Trade secrets are defined in California Civil Code section 3426.1 (d) as “information, including a formula, pattern, compilation, program, device, method, technique, or process, that: (1) derives independent economic value, actual or potential, from not being generally known to the public or to other persons who can obtain economic value from its disclosure or use; and (2) is the subject of efforts that are reasonable under the circumstances to maintain its secrecy.”
In simple terms, a trade secret is a valuable piece of intellectual property that the owner has developed and desires to protect. A trade secret can be as simple as a customer list developed for a certain industry. If an employee or competitor were to take that customer list without consent and then use it for financial gain, then that would be a trade secret misappropriation.
In the family case scenario for example, attorneys will request a protective order before it “hands’ over to a forensic and the opposing attorney business information/documents.
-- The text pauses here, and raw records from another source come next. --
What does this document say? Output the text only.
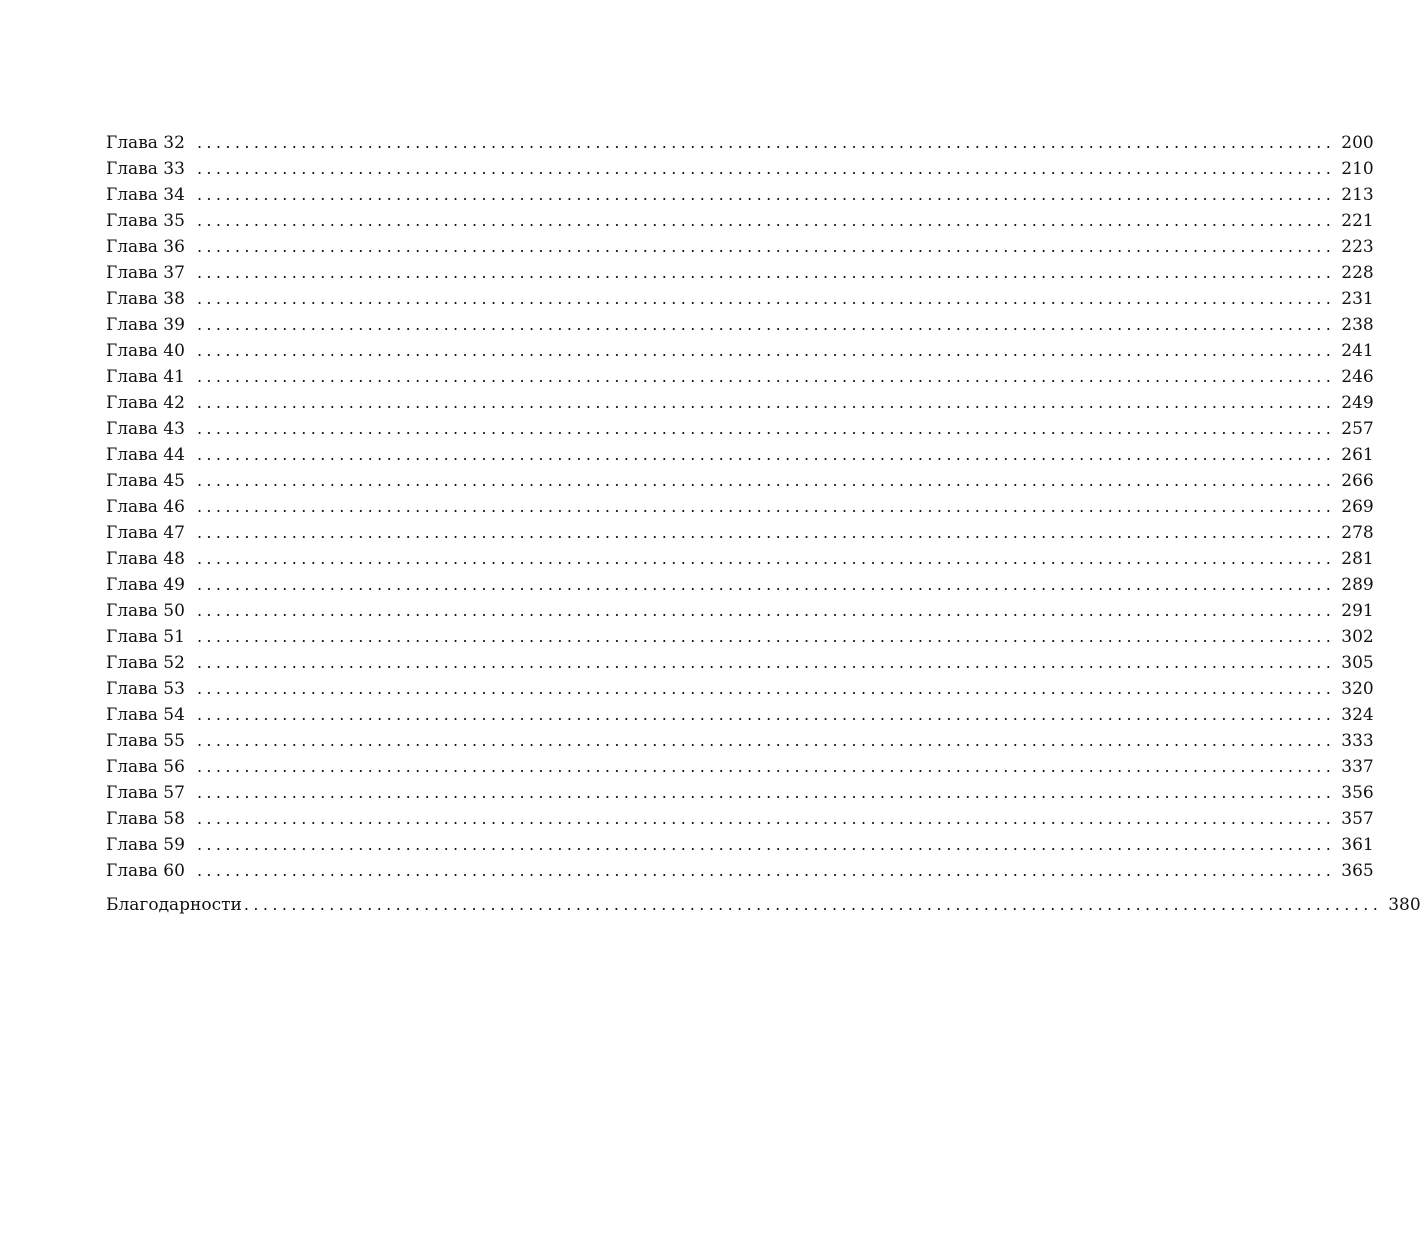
Глава 32 ........................................................................................................................ 200
Глава 33 ........................................................................................................................ 210
Глава 34 ........................................................................................................................ 213
Глава 35 ........................................................................................................................ 221
Глава 36 ........................................................................................................................ 223
Глава 37 ........................................................................................................................ 228
Глава 38 ........................................................................................................................ 231
Глава 39 ........................................................................................................................ 238
Глава 40 ........................................................................................................................ 241
Глава 41 ........................................................................................................................ 246
Глава 42 ........................................................................................................................ 249
Глава 43 ........................................................................................................................ 257
Глава 44 ........................................................................................................................ 261
Глава 45 ........................................................................................................................ 266
Глава 46 ........................................................................................................................ 269
Глава 47 ........................................................................................................................ 278
Глава 48 ........................................................................................................................ 281
Глава 49 ........................................................................................................................ 289
Глава 50 ........................................................................................................................ 291
Глава 51 ........................................................................................................................ 302
Глава 52 ........................................................................................................................ 305
Глава 53 ........................................................................................................................ 320
Глава 54 ........................................................................................................................ 324
Глава 55 ........................................................................................................................ 333
Глава 56 ........................................................................................................................ 337
Глава 57 ........................................................................................................................ 356
Глава 58 ........................................................................................................................ 357
Глава 59 ........................................................................................................................ 361
Глава 60 ........................................................................................................................ 365
Благодарности ........................................................................................................................ 380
However, requesting a protective order requires the moving party to be able to meet their burden of proof (CCP 2031.060).
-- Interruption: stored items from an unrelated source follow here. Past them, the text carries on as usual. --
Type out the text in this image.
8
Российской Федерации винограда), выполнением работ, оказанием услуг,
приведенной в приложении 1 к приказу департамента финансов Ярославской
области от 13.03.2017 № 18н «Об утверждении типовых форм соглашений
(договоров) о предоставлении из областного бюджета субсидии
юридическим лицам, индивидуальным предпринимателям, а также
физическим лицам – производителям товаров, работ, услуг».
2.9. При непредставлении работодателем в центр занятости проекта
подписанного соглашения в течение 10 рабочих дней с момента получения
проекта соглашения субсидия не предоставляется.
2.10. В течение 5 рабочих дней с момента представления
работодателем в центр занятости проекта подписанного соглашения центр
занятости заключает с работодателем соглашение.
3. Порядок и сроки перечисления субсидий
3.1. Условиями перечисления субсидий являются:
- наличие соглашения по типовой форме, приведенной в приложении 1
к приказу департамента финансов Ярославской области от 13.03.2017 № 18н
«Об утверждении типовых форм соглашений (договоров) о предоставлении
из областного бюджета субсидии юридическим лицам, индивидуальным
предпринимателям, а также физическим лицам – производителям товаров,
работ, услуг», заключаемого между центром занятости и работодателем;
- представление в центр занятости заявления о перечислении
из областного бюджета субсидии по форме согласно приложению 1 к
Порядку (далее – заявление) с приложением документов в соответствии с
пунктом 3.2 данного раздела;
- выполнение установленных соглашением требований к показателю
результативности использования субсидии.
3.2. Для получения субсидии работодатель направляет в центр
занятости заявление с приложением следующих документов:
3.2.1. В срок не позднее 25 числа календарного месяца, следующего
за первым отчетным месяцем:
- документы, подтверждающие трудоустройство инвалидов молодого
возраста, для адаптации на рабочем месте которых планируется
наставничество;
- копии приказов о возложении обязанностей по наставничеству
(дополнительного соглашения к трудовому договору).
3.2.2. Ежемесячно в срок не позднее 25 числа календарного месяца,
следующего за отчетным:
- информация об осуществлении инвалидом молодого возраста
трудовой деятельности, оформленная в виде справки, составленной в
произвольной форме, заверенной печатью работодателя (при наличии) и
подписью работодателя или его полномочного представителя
“When an inspection, copying, testing, or sampling of documents, tangible things, places or electronically stored information has been demanded, the party to whom the demand has been directed, any other party or affected person, may promptly move for a protective order This motion shall be accompanied by a meet and confer declaration under Section 2016.040.”
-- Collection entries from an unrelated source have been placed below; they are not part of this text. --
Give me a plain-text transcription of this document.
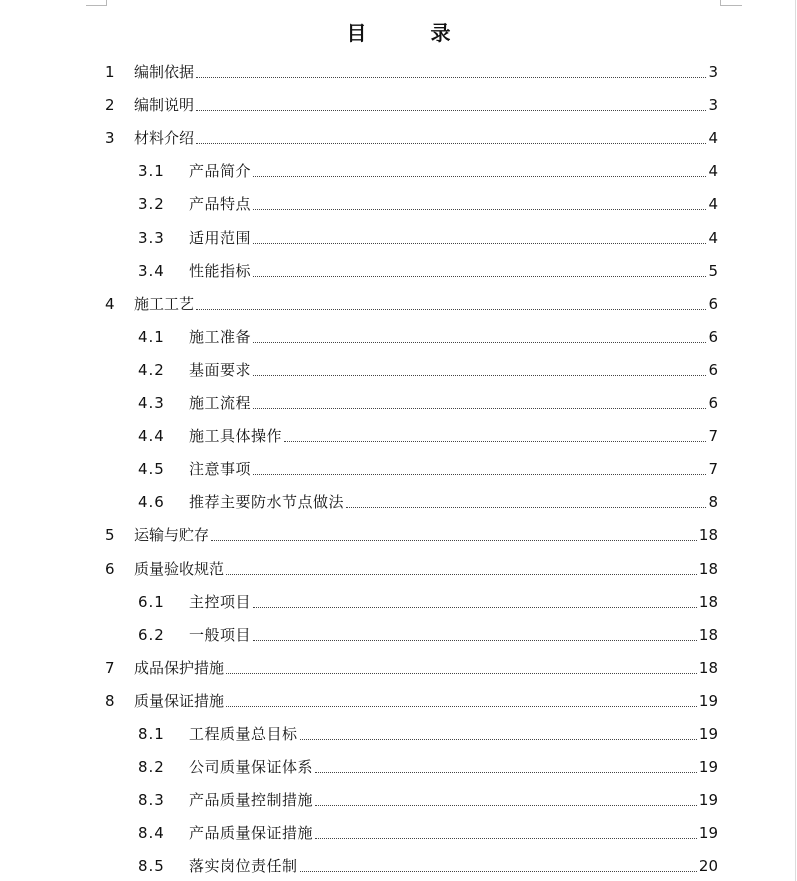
目　录
1 编制依据	3
2 编制说明	3
3 材料介绍	4
3.1 产品简介	4
3.2 产品特点	4
3.3 适用范围	4
3.4 性能指标	5
4 施工工艺	6
4.1 施工准备	6
4.2 基面要求	6
4.3 施工流程	6
4.4 施工具体操作	7
4.5 注意事项	7
4.6 推荐主要防水节点做法	8
5 运输与贮存	18
6 质量验收规范	18
6.1 主控项目	18
6.2 一般项目	18
7 成品保护措施	18
8 质量保证措施	19
8.1 工程质量总目标	19
8.2 公司质量保证体系	19
8.3 产品质量控制措施	19
8.4 产品质量保证措施	19
8.5 落实岗位责任制	20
If the party meets its burden of proof, “the court, for good cause show, may make any order that justice requires to protect any party or other person from unwarranted annoyance, embarrassment, or oppression, or undue burden and expense. This protective order may include, but is not limited to, one or more of the following directions: (CCP 2031.060 (b)(1)(6).
However, the court must find that the requesting party has met his/her burden of showing good cause to issue a protective order pursuant to CCP 2031.060. The family court may find the documents are directly relevant to the issues presented in the dissolution of marriage case. For example, a party’s cash flow available for support and assets.
Moreover, the court may find that the state’s interest in discovering the truth outweighs the party’s privacy interest in his/her business financial documents and the court could find the production of documents to be necessary in achieving a compelling state interest.
The two interests that the court must weigh in deciding whether a protective order must be issued are critical factors. Whether you represent the party requesting one or against the protective order, a well-drafted and argued analysis of both factors must be presented to the court. In doing so, an experienced litigator is needed.